Envolvió a George en un pañuelo y lo puso sobre el mantel.

–Quiero decir –dijo Dawn– que si tú crees que lo nuestro no va a funcionar, no quiero seguir por más tiempo.

–Creo que te amo, Dawn –dije.

–Mira –dijo ella–. ¡Marty está abrazando a Ruthie!

–¿Crees que van a hacerlo?

–No sé. Parecen excitados.

Dawn cogió a Anna y la metió en la pequeña jaula.

–¡Déjenme salir! ¡Los mataré a los dos! ¡Déjenme salir! –gritaba.

George gimió desde el interior del pañuelo sobre el mantel. Marty le había quitado las bragas a Ruthie. Yo me atraje a Dawn. Era joven, bella e inteligente. Podía volver a estar enamorado. Era posible. Nos besamos. Me sumergí en sus grandes ojos marrones. Entonces me levanté y eché a correr. Sabía dónde estaba. Una cucaracha y un águila hacían el amor. El tiempo era un bobo con un banjo. Seguía corriendo. Su larga cabellera me caía por la cara.
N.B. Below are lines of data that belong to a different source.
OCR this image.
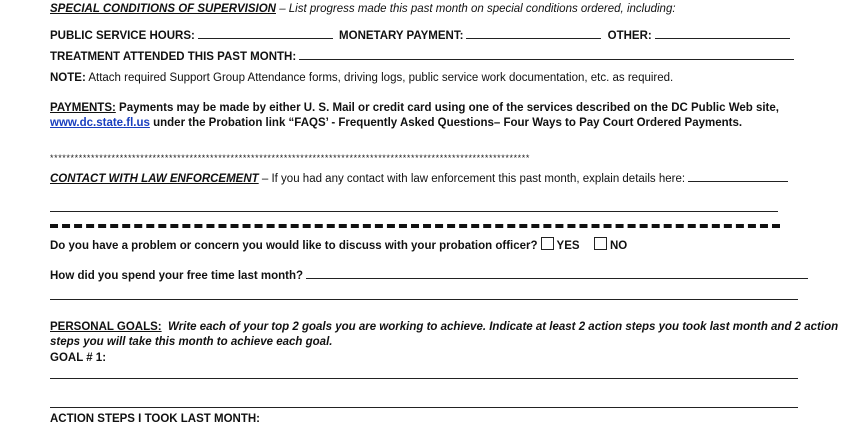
SPECIAL CONDITIONS OF SUPERVISION – List progress made this past month on special conditions ordered, including:
PUBLIC SERVICE HOURS:	MONETARY PAYMENT:	OTHER:
TREATMENT ATTENDED THIS PAST MONTH:
NOTE: Attach required Support Group Attendance forms, driving logs, public service work documentation, etc. as required.
PAYMENTS: Payments may be made by either U. S. Mail or credit card using one of the services described on the DC Public Web site,
www.dc.state.fl.us under the Probation link “FAQS’ - Frequently Asked Questions– Four Ways to Pay Court Ordered Payments.
*********************************************************************************************************************
CONTACT WITH LAW ENFORCEMENT – If you had any contact with law enforcement this past month, explain details here:
Do you have a problem or concern you would like to discuss with your probation officer? YES	NO
How did you spend your free time last month?
PERSONAL GOALS: Write each of your top 2 goals you are working to achieve. Indicate at least 2 action steps you took last month and 2 action
steps you will take this month to achieve each goal.
GOAL # 1:
ACTION STEPS I TOOK LAST MONTH:
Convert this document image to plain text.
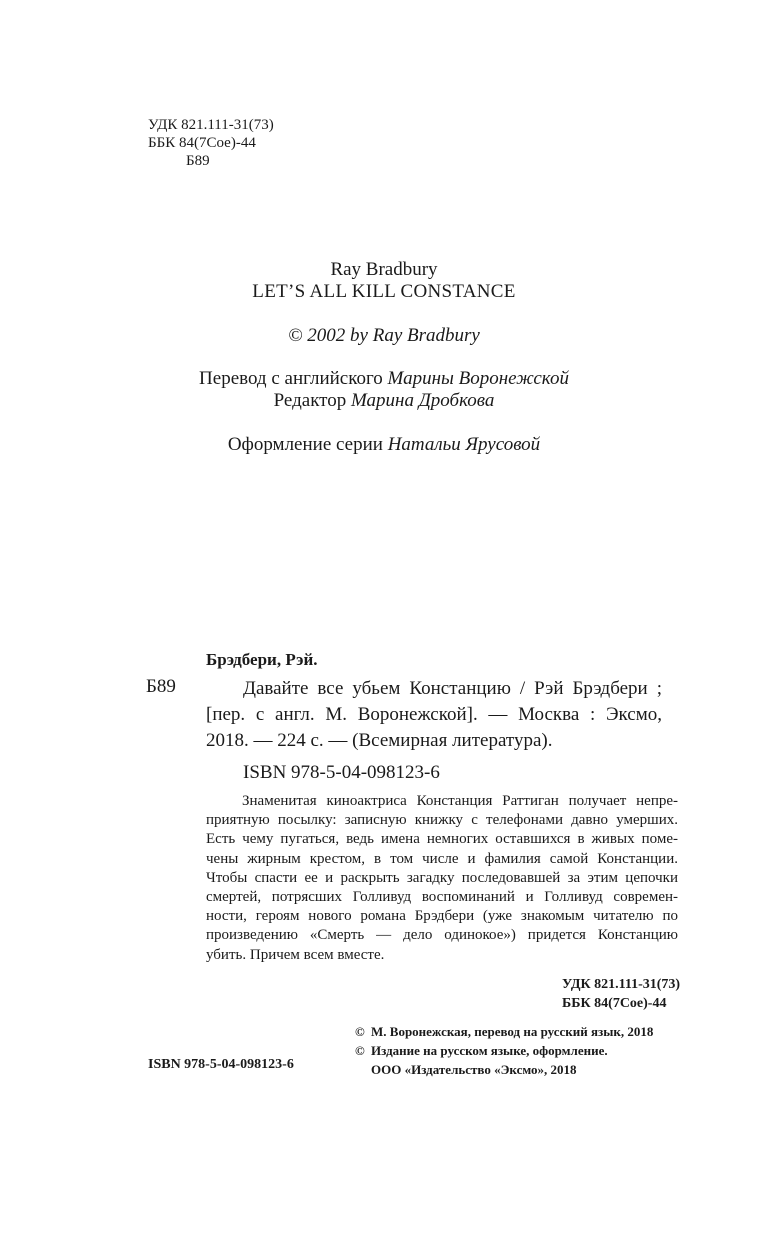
УДК 821.111-31(73)
ББК 84(7Сое)-44
Б89
Ray Bradbury
LET’S ALL KILL CONSTANCE
© 2002 by Ray Bradbury
Перевод с английского Марины Воронежской
Редактор Марина Дробкова
Оформление серии Натальи Ярусовой
Брэдбери, Рэй.
Б89	Давайте все убьем Констанцию / Рэй Брэдбери ;
[пер. с англ. М. Воронежской]. — Москва : Эксмо,
2018. — 224 с. — (Всемирная литература).
ISBN 978-5-04-098123-6
Знаменитая киноактриса Констанция Раттиган получает непре-
приятную посылку: записную книжку с телефонами давно умерших.
Есть чему пугаться, ведь имена немногих оставшихся в живых поме-
чены жирным крестом, в том числе и фамилия самой Констанции.
Чтобы спасти ее и раскрыть загадку последовавшей за этим цепочки
смертей, потрясших Голливуд воспоминаний и Голливуд современ-
ности, героям нового романа Брэдбери (уже знакомым читателю по
произведению «Смерть — дело одинокое») придется Констанцию
убить. Причем всем вместе.
УДК 821.111-31(73)
ББК 84(7Сое)-44
© М. Воронежская, перевод на русский язык, 2018
© Издание на русском языке, оформление.
ООО «Издательство «Эксмо», 2018
ISBN 978-5-04-098123-6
–¡Mataré a todo el mundo! –gritaba la pequeña Anna. Se agitaba sacudiendo su jaula de alambre a las tres de la madrugada.




***
Henry Charles Bukowski, nacido como Heinrich Karl Bukowski, fue un escritor y poeta alemán, nacionalizado estadounidense. La obra literaria de Bukowski está fuertemente influida por la atmósfera de la ciudad de Los Ángeles, donde pasó la mayor parte de su vida. Elaboró una obra singular, entre cuyos títulos destacan El cartero (1971), Escritos de un viejo indecente (1969), Ordinaria locura (1976) y Música de cañerías (1983). Título original del cuento: “No Way to Paradise”, South of No North, 1973.